HARD HEADED BUSINESS
Has the introduction of helmets actually made racing less safe?
It was the death of Andrey Kivilev after a crash at Paris-nice in 2003 that led to helmets becoming compulsory in professional racing. The UCI had tried to enforce this rule as far back as 1991, only for the riders to protest. There was some resistance in 2003 too, but helmets were mandatory when that year’s Giro d’italia got underway and the rule has been in place ever since.
Some argue that making people wear helmets doesn’t make cycling safer, because it can subtly alter the behaviour of the rider and also the motorist. The second point isn’t relevant to pro racing, but the first one could be. It relates to the theory of ‘risk compensation’, whereby more protection can lead to more risk-taking.
There is some evidence for this. Ian Walker of the University of Bath’s Department of Psychology studied the behaviour of 80 people wearing baseball caps and cycle helmets and his findings suggested people’s attitude to risk-taking and potential danger changed when wearing protective headgear.
‘This is not to suggest the safety equipment will necessarily have its specific utility nullified, but rather to suggest there could be changes in behaviour that are wider than previously envisaged,’ he said.

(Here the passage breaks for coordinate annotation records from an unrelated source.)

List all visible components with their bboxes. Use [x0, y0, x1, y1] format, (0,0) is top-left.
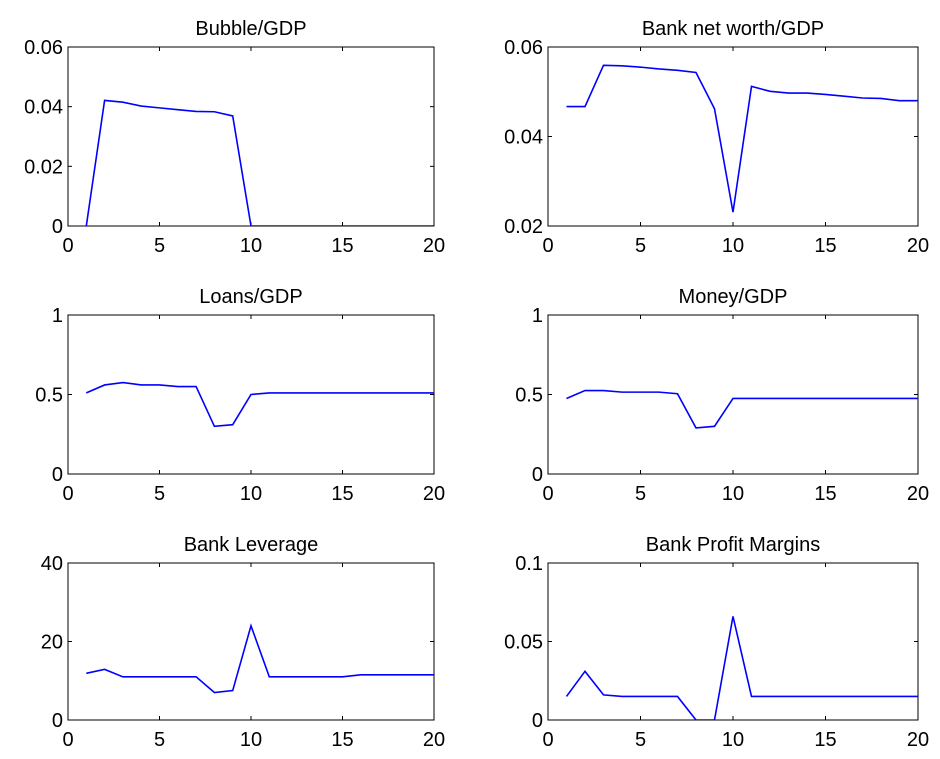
y-tick-label: 0.02: [24, 156, 63, 178]
y-tick-label: 40: [41, 553, 63, 575]
axes-box: [547, 314, 919, 475]
x-tick-label: 5: [154, 483, 165, 505]
x-tick-label: 15: [331, 235, 353, 257]
panel-title: Bank Profit Margins: [646, 534, 821, 556]
x-tick-label: 0: [62, 483, 73, 505]
x-tick-label: 0: [542, 729, 553, 751]
y-tick-label: 0: [532, 710, 543, 732]
x-tick-label: 5: [635, 235, 646, 257]
x-tick-label: 15: [814, 729, 836, 751]
y-tick-label: 20: [41, 632, 63, 654]
panel-title: Money/GDP: [679, 286, 788, 308]
x-tick-label: 15: [331, 483, 353, 505]
y-tick-label: 1: [532, 305, 543, 327]
series-line: [566, 389, 918, 429]
x-tick-label: 0: [542, 235, 553, 257]
series-line: [85, 99, 434, 226]
x-tick-label: 5: [635, 729, 646, 751]
x-tick-label: 20: [423, 235, 445, 257]
panel-3: Loans/GDP 0 5 10 15 20 0 0.5 1: [35, 286, 445, 505]
panel-title: Loans/GDP: [199, 286, 302, 308]
panel-title: Bubble/GDP: [195, 18, 306, 40]
y-tick-label: 0: [52, 710, 63, 732]
y-tick-label: 0.06: [504, 37, 543, 59]
panel-4: Money/GDP 0 5 10 15 20 0 0.5 1: [515, 286, 929, 505]
y-tick-label: 0.06: [24, 37, 63, 59]
series-line: [565, 616, 918, 720]
panel-2: Bank net worth/GDP 0 5 10 15 20 0.02 0.04 0.06: [504, 18, 929, 257]
x-tick-label: 10: [722, 729, 744, 751]
x-tick-label: 10: [722, 483, 744, 505]
panel-title: Bank Leverage: [184, 534, 319, 556]
x-tick-label: 0: [62, 729, 73, 751]
y-tick-label: 0.02: [504, 216, 543, 238]
series-line: [566, 64, 918, 213]
y-tick-label: 0.04: [504, 127, 543, 149]
y-tick-label: 1: [52, 305, 63, 327]
y-tick-label: 0.1: [515, 553, 543, 575]
x-tick-label: 10: [722, 235, 744, 257]
x-tick-label: 10: [240, 483, 262, 505]
axes-box: [67, 46, 435, 227]
x-tick-label: 0: [62, 235, 73, 257]
y-tick-label: 0: [532, 464, 543, 486]
x-tick-label: 20: [423, 729, 445, 751]
y-tick-label: 0: [52, 216, 63, 238]
x-tick-label: 15: [814, 483, 836, 505]
y-tick-label: 0.04: [24, 97, 63, 119]
x-tick-label: 5: [154, 235, 165, 257]
x-tick-label: 15: [331, 729, 353, 751]
x-tick-label: 20: [907, 235, 929, 257]
x-tick-label: 20: [907, 483, 929, 505]
panel-6: Bank Profit Margins 0 5 10 15 20 0 0.05 0.1: [504, 534, 929, 751]
axes-box: [547, 46, 919, 227]
y-tick-label: 0.5: [515, 385, 543, 407]
panel-5: Bank Leverage 0 5 10 15 20 0 20 40: [41, 534, 445, 751]
y-tick-label: 0.5: [35, 385, 63, 407]
y-tick-label: 0: [52, 464, 63, 486]
x-tick-label: 15: [814, 235, 836, 257]
x-tick-label: 20: [907, 729, 929, 751]
panel-1: Bubble/GDP 0 5 10 15 20 0 0.02 0.04 0.06: [24, 18, 445, 257]
x-tick-label: 20: [423, 483, 445, 505]
x-tick-label: 5: [635, 483, 646, 505]
x-tick-label: 0: [542, 483, 553, 505]
x-tick-label: 5: [154, 729, 165, 751]
panel-title: Bank net worth/GDP: [642, 18, 824, 40]
x-tick-label: 10: [240, 235, 262, 257]
y-tick-label: 0.05: [504, 632, 543, 654]
series-line: [86, 623, 434, 694]
series-line: [85, 381, 434, 428]
axes-box: [67, 562, 435, 721]
x-tick-label: 10: [240, 729, 262, 751]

Could helmet-wearing pros be more inclined to take risks, potentially leading to more crashes? Allan Peiper thinks so. Chris Boardman, who argues for personal choice when it comes to helmet use, is familiar with the studies that support the idea that wearing a helmet can encourage more reckless riding. But he points out that without a fresh study, it’s hard to know to what extent that applies to pros, given that they are a self-selected group of risk-takers whose job is inherently dangerous – whether they wear a helmet or not.